Michel Bonnefoy est un conteur, un vrai. La vivacité de sa narration embarque, alterne les ambiances. le récit finit comme du Zola lorsque Augustin Mouchot sombre dans une misère épouvantable à la fin de sa vie alors qu'il avait commencé dans une évocation d'une enfance malheureuse presque drolatique, l'enfant Mouchot attrapant toutes les maladies possibles et passant ces premières années quasi totalement alités, laissant un mot sur son lit, au cas où  : « Bien que j'en aie l'air, je ne suis pas mort. »

La plume virevoltante de l'auteur fait merveille, pleine de couleurs, de textures et de verve malicieuse, excellant dans les descriptions de personnages secondaires truculents comme l'empereur Napoléon III :

« A la place d'un empereur majestueux, portant la moustache la plus célèbre d'Europe, il vit paraître un vieillard mafflu, fatigué par le pouvoir, miné par les malheurs, une canne à la main, accompagné d'un chien saturnien offert par l'un de ses chambellans. Les jambes molles, comme anéanti, le front bas, il contemplait de ses yeux pâles quarante ans de gloires et de désastres. Il ne ressemblait en rien à un Bonaparte, mais plutôt à un vieux loup essoufflé, à la santé écorchée, qui avait douloureusement survécu aux crises de rhumatismes et aux coliques néphrétiques, et qui ne revenait pas de l'ermitage de Villeneuve-l'Etang, mais d'une cure à Vichy où les eaux minéralisées et alcalines lui avaient enflé un calcul dans la vessie gros comme un brugnon. »

Concernant Mouchot, c'est le paradoxe du personnage qui intéresse Miguel Bonnefoy. On s'étonne qu'une créature aussi malingre, timide, dépourvue d'éloquence et de charisme, s'épuise obsessionnellement à vouloir conquérir le plus grand et puissant des astres, lui l'homme de l'ombre tourné vers le soleil. le pulpeux de l'écriture répond au métallique et rigide de la personnalité d'Augustin Mouchot.

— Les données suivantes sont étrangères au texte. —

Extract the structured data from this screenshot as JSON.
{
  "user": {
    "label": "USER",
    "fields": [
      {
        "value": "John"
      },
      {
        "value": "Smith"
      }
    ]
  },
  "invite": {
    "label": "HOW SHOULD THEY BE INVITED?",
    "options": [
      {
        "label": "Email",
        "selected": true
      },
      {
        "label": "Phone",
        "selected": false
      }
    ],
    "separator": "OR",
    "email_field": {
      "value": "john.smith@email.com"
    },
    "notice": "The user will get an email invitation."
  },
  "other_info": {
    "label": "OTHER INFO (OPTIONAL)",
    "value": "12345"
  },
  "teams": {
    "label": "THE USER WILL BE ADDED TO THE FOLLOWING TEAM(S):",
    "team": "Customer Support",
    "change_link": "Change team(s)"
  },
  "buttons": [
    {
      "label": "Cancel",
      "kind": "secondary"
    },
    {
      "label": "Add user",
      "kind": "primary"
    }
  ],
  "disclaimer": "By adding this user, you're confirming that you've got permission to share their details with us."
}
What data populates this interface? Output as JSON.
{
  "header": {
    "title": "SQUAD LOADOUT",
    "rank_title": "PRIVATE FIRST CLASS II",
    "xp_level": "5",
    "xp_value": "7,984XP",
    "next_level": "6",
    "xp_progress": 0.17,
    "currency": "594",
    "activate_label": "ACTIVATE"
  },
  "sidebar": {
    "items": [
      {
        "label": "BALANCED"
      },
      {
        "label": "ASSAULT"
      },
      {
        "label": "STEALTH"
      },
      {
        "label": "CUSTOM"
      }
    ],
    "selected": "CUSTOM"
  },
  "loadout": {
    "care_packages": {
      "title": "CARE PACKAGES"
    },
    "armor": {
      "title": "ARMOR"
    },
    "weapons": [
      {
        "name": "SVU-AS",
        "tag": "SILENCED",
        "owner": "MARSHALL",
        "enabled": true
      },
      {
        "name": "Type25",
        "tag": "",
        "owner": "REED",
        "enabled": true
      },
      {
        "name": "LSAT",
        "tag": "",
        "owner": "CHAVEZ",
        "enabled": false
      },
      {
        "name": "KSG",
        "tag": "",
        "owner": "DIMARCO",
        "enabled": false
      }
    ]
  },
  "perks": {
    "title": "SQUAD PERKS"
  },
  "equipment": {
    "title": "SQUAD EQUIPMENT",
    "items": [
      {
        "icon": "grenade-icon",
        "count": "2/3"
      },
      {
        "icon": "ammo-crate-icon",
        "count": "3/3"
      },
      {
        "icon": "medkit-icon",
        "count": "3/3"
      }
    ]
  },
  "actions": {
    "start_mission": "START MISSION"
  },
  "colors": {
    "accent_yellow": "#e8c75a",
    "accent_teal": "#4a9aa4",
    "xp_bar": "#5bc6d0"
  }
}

Mais voilà, toutes ses qualités n'ont pas suffi à enchanter ma lecture. Les deux derniers romans de Miguel Bonnefoy ( Sucre noir, Héritage ) m'avaient enthousiasmée. Cela n'a pas été le cas avec L'Inventeur. Même si la lecture a été agréable, rien ne m'a marqué. J'ai même trouvé la partie fin de vie bien longue, alors que le roman ne fait que 200 pages bien serrées. En fait il m'a manqué quelque chose de l'ordre de l'empreinte émotionnelle, la triste vie d'Augustin Mouchot ne m'a jamais touchée. de plus, la force des précédents textes de l'auteur était son recours à un réalisme magique très joyeux … abandonné ici. Finalement, j'ai trouvé son habituel sens de la fantaisie trop bridée et lissée, trop contrôlée pour me faire chavirer et m'embarquer. Déçue donc, j'avais trop d'attentes.